Wakeman General Hospital closed in 1946, a year after the end of the war, and DeSpain McKay resumed her pre-war life. She returned to school, taking a mix of high school and college classes for a time in Hope.She married a military veteran, Delbert DeSpain, in 1947. He had served in the 1st Platoon, D Battery, 534th AAA Battalion, 103rd Division. DeSpain had fought his way through Europe, including France, Italy and Germany.

The couple raised two sons, Steven and Rodney, and were married for 47 years until Delbert’s death at the age of 72 in 1994.

About five years later, she married family friend and widower Duane McKay. He died about a year ago, said her eldest son, Steven DeSpain.

DeSpain McKay’s hands now show the signs of a life of hard work.

“I must have been busy, the doctor said, for these muscles to be worn out,” she said, studying her hands and pointing to the muscles in her palm.

After Wakeman and schooling, her career took off with Cummins in the 1940s.

“She was the first female to work in the drafting department in Cummins,” son Steven DeSpain said.

After Cummins, DeSpain McKay joined the plastics department at Hamilton Cosco, known today as Dorel Juvenile Group. She later moved to a position in quality control at Cosco and would remain there until she retired.

“Nobody could do her job but her,” Steven DeSpain said. “They really begged her to stay.”

Preserving history

Eventually, DeSpain McKay returned to Camp Atterbury, this time to preserve World War II-era history inside the Camp Atterbury Museum.She passionately recorded her time at Wakeman through photography, bringing her camera with her on the bus each morning. These snapshots contain glimpses into life at Camp Atterbury, including her co-workers, the patients she knew and loved and even the grounds of Wakeman.

DeSpain McKay donated her beloved photo and souvenir collection to the museum years ago, said James West, a friend of DeSpain McKay who worked with her at the museum.

In 1999, DeSpain McKay said she was proud to see her pictures on the museum wall and Delbert DeSpain’s wartime photos in various cases, along with “an 8-by-10-inch photo of him, so young, healthy and handsome, taken in Germany.”

But for DeSpain McKay, her donation and work at the museum are more than just memories. They are an effort to ensure the world remembers World War II, as well as the sacrifices that came with it.

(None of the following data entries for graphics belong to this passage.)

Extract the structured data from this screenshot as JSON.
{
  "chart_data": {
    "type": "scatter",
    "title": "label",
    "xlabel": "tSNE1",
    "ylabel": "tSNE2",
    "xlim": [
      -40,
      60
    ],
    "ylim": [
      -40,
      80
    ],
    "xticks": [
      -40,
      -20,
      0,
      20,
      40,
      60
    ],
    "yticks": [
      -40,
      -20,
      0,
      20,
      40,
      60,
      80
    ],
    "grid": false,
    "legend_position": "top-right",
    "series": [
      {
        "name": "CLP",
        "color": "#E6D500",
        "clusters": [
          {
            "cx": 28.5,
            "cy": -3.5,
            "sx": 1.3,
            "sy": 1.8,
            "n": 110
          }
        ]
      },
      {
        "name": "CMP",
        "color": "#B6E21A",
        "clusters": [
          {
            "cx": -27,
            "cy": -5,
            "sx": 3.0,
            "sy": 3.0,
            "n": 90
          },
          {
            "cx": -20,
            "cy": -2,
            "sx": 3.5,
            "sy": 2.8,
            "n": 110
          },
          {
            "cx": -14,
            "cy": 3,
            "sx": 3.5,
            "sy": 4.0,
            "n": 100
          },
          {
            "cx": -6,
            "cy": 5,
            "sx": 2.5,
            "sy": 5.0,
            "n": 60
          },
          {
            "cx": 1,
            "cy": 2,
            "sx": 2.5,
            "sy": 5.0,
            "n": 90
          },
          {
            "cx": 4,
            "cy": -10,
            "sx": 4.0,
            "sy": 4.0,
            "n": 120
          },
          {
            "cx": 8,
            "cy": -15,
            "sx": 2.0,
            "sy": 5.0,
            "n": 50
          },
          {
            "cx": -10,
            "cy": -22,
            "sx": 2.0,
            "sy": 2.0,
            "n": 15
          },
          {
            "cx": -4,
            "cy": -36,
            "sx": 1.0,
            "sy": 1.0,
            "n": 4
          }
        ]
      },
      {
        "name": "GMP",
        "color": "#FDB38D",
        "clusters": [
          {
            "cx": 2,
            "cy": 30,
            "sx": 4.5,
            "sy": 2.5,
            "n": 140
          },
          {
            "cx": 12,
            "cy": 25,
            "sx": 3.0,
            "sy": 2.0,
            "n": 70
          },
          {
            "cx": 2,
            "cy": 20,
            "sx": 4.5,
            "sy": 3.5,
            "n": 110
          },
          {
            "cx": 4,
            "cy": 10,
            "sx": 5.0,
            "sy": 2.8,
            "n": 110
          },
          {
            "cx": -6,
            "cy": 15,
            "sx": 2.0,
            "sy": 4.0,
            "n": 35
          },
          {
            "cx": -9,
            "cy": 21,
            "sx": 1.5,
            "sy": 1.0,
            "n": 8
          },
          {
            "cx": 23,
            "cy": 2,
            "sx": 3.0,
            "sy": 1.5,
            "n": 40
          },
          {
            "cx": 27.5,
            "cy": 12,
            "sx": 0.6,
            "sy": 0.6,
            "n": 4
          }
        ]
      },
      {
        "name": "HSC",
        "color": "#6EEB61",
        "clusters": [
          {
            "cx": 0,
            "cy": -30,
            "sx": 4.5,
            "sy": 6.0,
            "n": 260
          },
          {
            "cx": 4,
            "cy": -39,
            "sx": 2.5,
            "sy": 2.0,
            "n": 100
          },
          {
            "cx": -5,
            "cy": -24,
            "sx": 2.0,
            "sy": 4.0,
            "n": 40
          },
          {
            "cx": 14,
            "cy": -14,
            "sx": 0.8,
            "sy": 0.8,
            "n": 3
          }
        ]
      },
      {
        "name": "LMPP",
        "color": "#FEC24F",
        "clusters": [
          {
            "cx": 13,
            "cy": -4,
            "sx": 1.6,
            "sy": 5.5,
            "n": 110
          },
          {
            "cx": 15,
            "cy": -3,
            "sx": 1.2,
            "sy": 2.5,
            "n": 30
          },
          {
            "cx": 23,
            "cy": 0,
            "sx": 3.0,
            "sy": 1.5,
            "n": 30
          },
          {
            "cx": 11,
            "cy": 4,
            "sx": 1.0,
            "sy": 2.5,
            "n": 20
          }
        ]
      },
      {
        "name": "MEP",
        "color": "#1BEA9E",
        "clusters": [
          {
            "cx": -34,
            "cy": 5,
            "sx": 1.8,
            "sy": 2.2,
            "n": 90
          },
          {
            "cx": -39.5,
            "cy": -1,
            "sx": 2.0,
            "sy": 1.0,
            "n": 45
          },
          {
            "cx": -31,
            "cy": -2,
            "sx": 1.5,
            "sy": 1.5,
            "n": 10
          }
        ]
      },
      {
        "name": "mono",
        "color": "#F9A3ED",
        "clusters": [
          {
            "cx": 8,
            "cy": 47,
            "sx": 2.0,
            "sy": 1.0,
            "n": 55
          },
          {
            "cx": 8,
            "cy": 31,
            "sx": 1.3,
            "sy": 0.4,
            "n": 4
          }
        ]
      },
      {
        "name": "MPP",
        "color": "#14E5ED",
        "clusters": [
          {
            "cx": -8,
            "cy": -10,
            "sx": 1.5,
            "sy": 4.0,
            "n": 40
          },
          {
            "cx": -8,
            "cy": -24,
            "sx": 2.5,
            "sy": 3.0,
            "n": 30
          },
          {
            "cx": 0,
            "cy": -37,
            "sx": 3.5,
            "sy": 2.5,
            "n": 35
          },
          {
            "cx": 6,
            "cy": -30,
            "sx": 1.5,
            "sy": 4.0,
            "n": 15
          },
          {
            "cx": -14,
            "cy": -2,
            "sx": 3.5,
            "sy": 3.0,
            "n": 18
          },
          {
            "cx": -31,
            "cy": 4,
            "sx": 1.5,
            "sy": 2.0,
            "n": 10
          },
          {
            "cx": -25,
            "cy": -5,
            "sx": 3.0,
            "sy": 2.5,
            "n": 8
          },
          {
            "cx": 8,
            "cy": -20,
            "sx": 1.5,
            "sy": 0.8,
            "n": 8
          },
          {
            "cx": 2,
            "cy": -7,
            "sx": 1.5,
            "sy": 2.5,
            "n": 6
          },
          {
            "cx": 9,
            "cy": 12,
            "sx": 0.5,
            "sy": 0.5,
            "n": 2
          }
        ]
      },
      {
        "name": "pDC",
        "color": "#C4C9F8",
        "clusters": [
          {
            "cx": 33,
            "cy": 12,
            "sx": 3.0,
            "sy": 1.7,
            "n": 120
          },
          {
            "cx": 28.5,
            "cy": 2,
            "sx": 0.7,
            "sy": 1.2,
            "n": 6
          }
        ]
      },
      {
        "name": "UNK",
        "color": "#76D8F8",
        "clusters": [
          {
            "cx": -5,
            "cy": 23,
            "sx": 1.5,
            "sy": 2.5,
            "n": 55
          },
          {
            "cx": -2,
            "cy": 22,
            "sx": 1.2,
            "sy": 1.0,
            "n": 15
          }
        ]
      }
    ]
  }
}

“What would our world be like now if Hitler had not been stopped?,” DeSpain McKay said in a 1999 interview with West for the Indiana Military Organization. “Who else but our soldiers could have stopped him? I think we must always remember what really happened back then.”

[sc:pullout-title pullout-title=”June DeSpain McKay bio” ][sc:pullout-text-begin]

Age: 89

Birthdate: April 23, 1928

Resides: Hartsville

Family: Husbands, Delbert DeSpain (deceased), Duane McKay (deceased); sons, Steven and Rodney DeSpain; two grandchildren; two great-grandchildren.

Hobbies: Photography, family, her dog Ash and flowers.